L’incitation : protéger l’opérateur historique
Qui gagne ici ? Le discours des « criminels stupides » est que l’administration est anti-science. Mais le résultat de cette décision est incroyablement profitable pour un acteur bien précis et très établi : Sanofi.
Fluzone High-Dose de Sanofi est la référence pour les seniors. Il s’agit d’une source de revenus considérable pour le géant français des biotechnologies.
- Le Challenger : l’ARNm-1010 de Moderna promettait d’être plus rapide à fabriquer et plus facile à mettre à jour en cas d’inadéquation des souches.
- La Défense : En tuant le challenger sur un point technique, la FDA a préservé le monopole de Sanofi sur le marché des seniors premium.
Il est ironique qu’une administration élue sur la base de « l’Amérique d’abord » et de la « liberté en matière de santé » ait détruit l’innovation d’une entreprise américaine pour protéger le monopole d’une entreprise française, tout en citant des « normes plus élevées ».
L’effet de second ordre : l’exode biotechnologique
La conséquence la plus dangereuse ne concerne pas le vaccin contre la grippe. Il s’agit de savoir d’où viendra le prochain remède.
Moderna n’a pas seulement accepté le rejet. Ils ont immédiatement noté que leurs candidatures étaient déjà en cours d’examen en Europe, au Canada et en Australie.
Si la FDA devient un « environnement hostile » où les règles changent rétroactivement, les capitaux fuiront. Les investisseurs en capital-risque ne peuvent pas financer un programme pharmaceutique sur cinq ans si les objectifs réglementaires changent tous les quatre ans avec le cycle électoral.
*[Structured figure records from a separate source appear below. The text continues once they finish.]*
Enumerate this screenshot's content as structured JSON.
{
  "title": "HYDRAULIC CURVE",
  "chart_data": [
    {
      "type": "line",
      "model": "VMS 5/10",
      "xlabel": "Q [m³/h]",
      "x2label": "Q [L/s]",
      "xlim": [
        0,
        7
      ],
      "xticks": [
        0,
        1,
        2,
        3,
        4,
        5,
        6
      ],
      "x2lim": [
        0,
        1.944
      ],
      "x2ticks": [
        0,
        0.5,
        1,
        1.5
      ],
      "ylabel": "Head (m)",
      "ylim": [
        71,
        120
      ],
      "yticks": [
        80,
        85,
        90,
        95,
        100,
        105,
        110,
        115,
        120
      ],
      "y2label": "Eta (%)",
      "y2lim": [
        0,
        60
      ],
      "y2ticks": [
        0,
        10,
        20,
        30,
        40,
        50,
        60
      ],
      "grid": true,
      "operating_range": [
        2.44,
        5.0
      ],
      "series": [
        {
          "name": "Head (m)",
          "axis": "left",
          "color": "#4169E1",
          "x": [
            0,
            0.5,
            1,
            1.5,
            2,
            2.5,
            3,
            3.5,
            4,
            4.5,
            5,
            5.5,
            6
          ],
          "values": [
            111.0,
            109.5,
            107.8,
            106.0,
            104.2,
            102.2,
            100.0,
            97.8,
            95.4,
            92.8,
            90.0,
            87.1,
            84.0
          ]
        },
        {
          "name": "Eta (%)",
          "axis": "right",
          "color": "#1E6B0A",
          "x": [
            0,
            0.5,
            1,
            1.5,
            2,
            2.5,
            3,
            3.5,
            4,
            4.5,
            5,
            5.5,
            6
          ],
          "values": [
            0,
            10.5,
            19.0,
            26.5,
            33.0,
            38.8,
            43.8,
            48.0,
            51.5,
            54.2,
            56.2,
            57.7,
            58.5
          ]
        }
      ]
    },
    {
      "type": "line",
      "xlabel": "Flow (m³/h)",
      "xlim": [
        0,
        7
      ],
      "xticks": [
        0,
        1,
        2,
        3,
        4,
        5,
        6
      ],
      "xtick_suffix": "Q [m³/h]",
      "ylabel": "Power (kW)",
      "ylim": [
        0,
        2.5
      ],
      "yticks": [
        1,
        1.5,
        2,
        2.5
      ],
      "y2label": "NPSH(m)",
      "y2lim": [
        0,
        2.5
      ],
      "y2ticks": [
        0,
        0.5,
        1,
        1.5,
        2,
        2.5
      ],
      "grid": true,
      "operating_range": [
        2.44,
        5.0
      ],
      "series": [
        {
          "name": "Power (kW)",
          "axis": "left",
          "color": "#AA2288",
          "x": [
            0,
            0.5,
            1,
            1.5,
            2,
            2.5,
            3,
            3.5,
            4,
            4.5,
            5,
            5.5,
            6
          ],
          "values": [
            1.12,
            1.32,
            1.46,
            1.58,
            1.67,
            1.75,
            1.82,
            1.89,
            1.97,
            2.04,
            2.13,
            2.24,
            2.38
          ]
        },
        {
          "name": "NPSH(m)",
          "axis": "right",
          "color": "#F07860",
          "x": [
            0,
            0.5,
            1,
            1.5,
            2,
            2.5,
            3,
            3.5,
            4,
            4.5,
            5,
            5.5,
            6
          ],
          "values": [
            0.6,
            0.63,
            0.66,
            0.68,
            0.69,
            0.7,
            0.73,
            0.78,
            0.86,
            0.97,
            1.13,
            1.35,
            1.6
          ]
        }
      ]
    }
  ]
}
L’industrie constate déjà un changement de logique :
- Développer à Boston (pour le talent).
- Essai en Europe (pour la stabilité).
- Lancement en Australie/Canada (pour les revenus).
- Évitez les États-Unis (jusqu’à ce que les vents politiques changent).
C’est exactement ce qui s’est passé avec la recherche sur les cellules souches en 2001. Lorsque les États-Unis ont interdit le financement fédéral, l’industrie ne s’est pas arrêtée : elle s’est simplement déplacée vers Singapour et la Corée du Sud. Les États-Unis ont perdu une décennie de leadership.
Conclusion : Les nouvelles règles du jeu
Le rejet de l’ARNm-1010 est un signal lumineux. L’ère où « sûr et efficace » était la seule norme est révolue.
La nouvelle norme est « idéologiquement conforme et statistiquement parfaite ».
Pour les investisseurs et les fondateurs, le message est clair : ne présumez pas que suivre les règles suffit. Si une technologie est politiquement défavorisée (comme l’ARNm), elle sera soumise à un niveau de perfection qu’aucune technologie existante (comme les vaccins à base d’œufs de Sanofi) ne pourra jamais respecter.
La FDA n’a pas tué la biotechnologie américaine le 10 février. Elle lui a simplement dit de s’implanter en Europe.